European Bioplastics
Austausch zwischen Industrie und Politik über die kommende Gesetzgebung

12.12.2022 Auf der 17. European Bioplastics Conference, die am 6./7. Dezember in Berlin stattfand, diskutierten Branchenexperten über die neuesten Innovationen im Biokunststoffsektor und trieben die Debatte über die jüngsten politischen Entwicklungen voran.
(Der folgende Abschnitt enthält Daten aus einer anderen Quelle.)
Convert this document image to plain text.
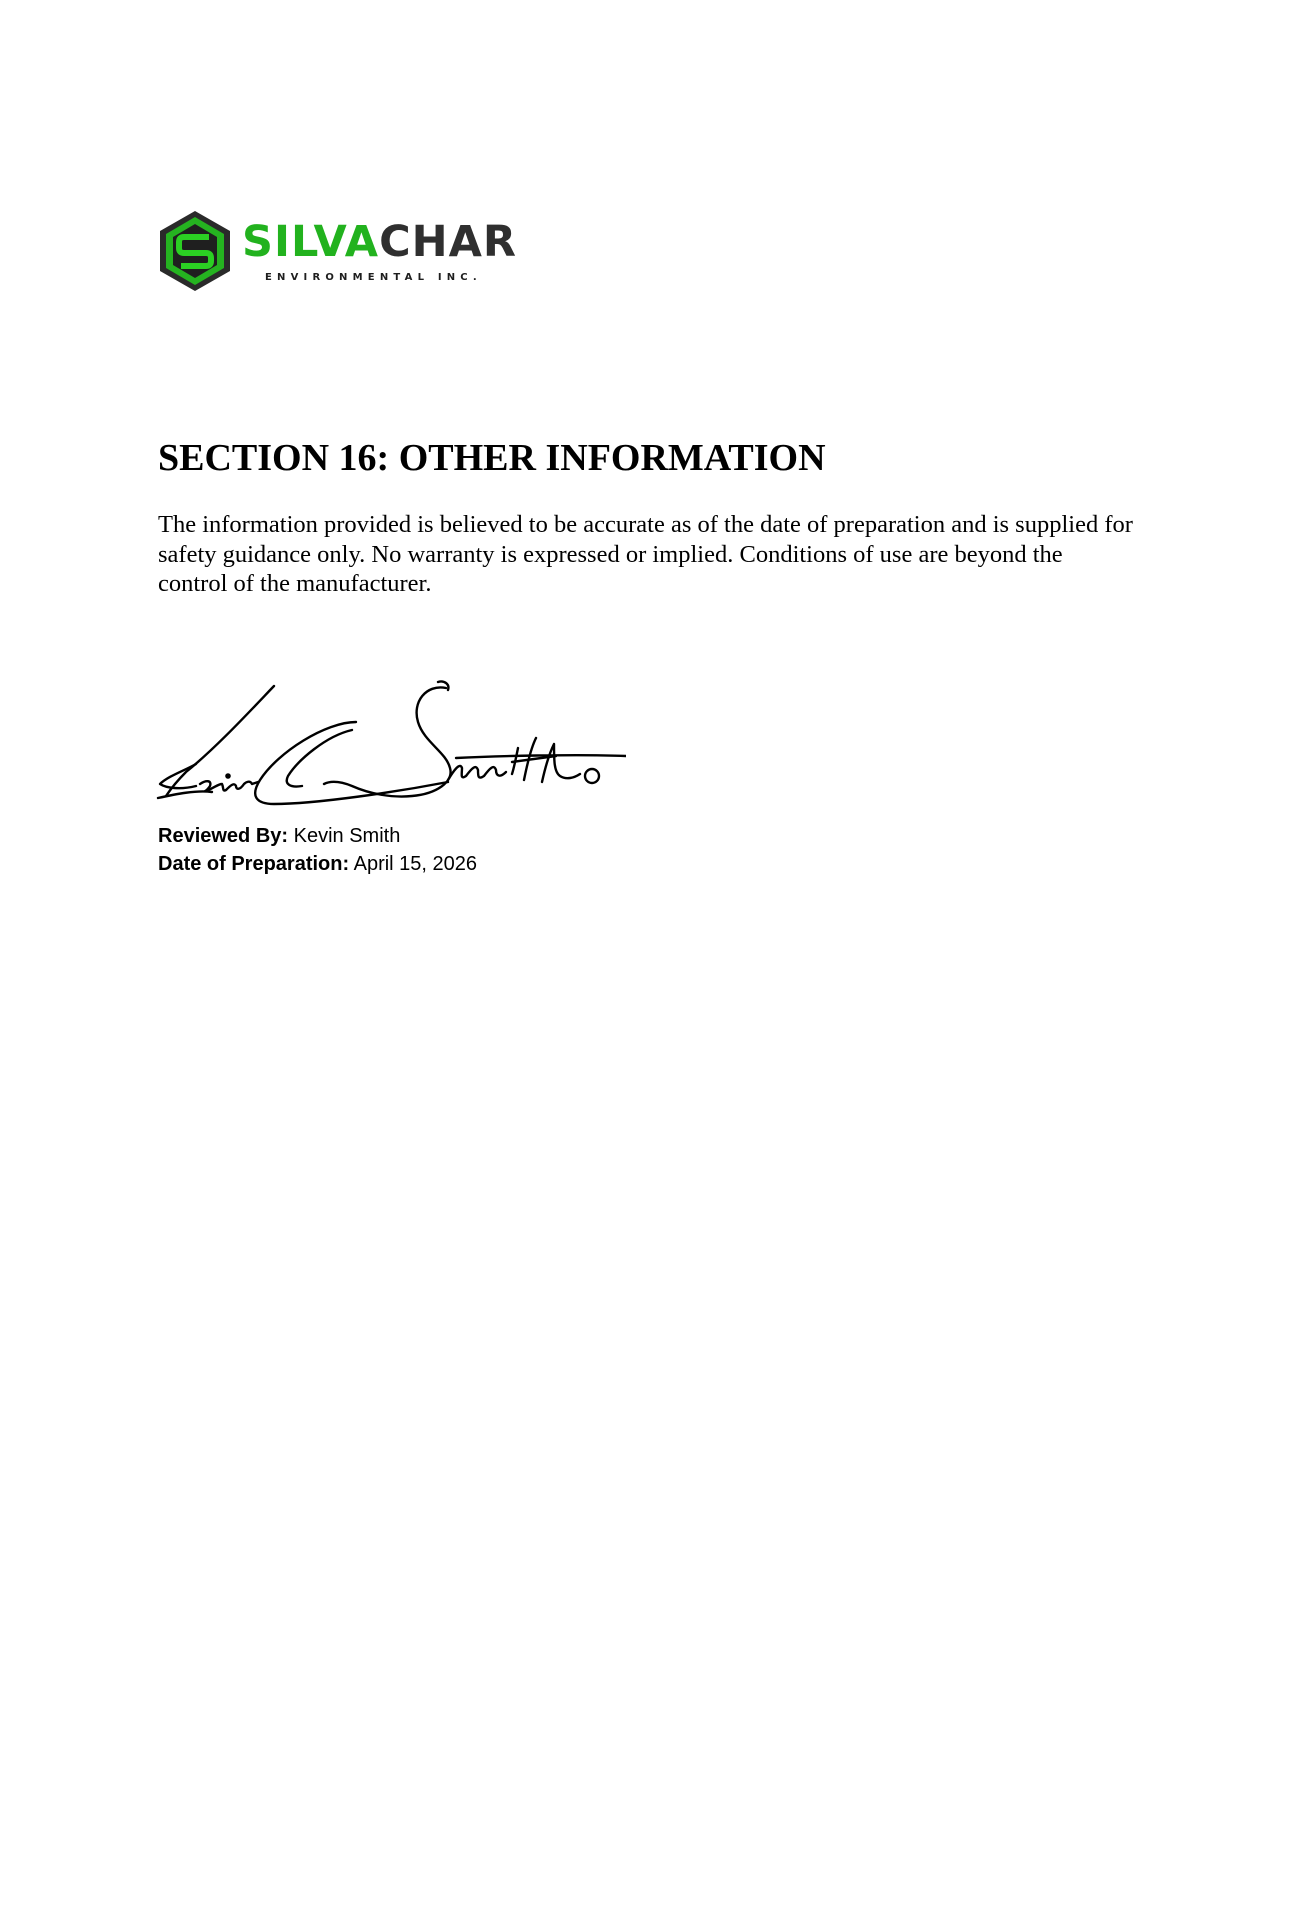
SILVACHAR
ENVIRONMENTAL INC.
SECTION 16: OTHER INFORMATION

The information provided is believed to be accurate as of the date of preparation and is supplied for safety guidance only. No warranty is expressed or implied. Conditions of use are beyond the control of the manufacturer.

Reviewed By: Kevin Smith
Date of Preparation: April 15, 2026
Die 17. EUBP-Konferenz in Berlin.
© Foto: European Bioplastics
Die 17. EUBP-Konferenz in Berlin.

Dazu gehörten insbesondere der erste politische Rahmen der Kommission für innovative Biokunststoffe sowie der Vorschlag für eine Verordnung für Verpackungen und Verpackungsabfälle (PPWR). Sowohl Experten als auch politische Entscheidungsträger waren sich einig, dass das regulatorische Umfeld für Biokunststoffe eine kontinuierliche enge Zusammenarbeit zwischen Industrie und Politik erfordert.

Vorreiterrolle der EU

In seiner Eröffnungsrede betonte Stefan Barot, Vorsitzender von European Bioplastics (EUBP), die Führungsrolle der Europäischen Union bei der Bewältigung der bestehenden ökologischen Herausforderungen. Er konzentrierte sich auf die Förderung einer Kreislaufwirtschaft durch die EU, um die Klimaneutralität Europas bis 2050 zu erreichen, und den Beitrag, den European Bioplastics zur Erreichung dieses Ziels leisten kann. "Biokunststoffe haben mit ihren Vorteilen an ihrem Lebensanfang und am Lebensende und ihren besonderen Materialeigenschaften viel zu bieten. Das gilt auch für die Industrie, die ein wichtiger Akteur in der technischen und politischen Debatte ist. Um ihr volles Potenzial zur Unterstützung der EU-Klimaziele und zur Förderung von Innovationen zu nutzen, braucht unsere Branche jedoch ein zukunftsorientiertes, klares und transparentes wirtschaftliches und regulatorisches Umfeld." Das abwechslungsreiche Konferenzprogramm, das sich mit Schlüsselthemen entlang der Wertschöpfungskette von Biokunststoffen befasste, untermauerte diese Aussage nachdrücklich. In zehn verschiedenen Sitzungen konzentrierten sich über 40 Redner und Moderatoren auf den Beitrag, den biobasierte, biologisch abbaubare und kompostierbare Kunststoffe zur Verwirklichung einer Kreislaufwirtschaft leisten können.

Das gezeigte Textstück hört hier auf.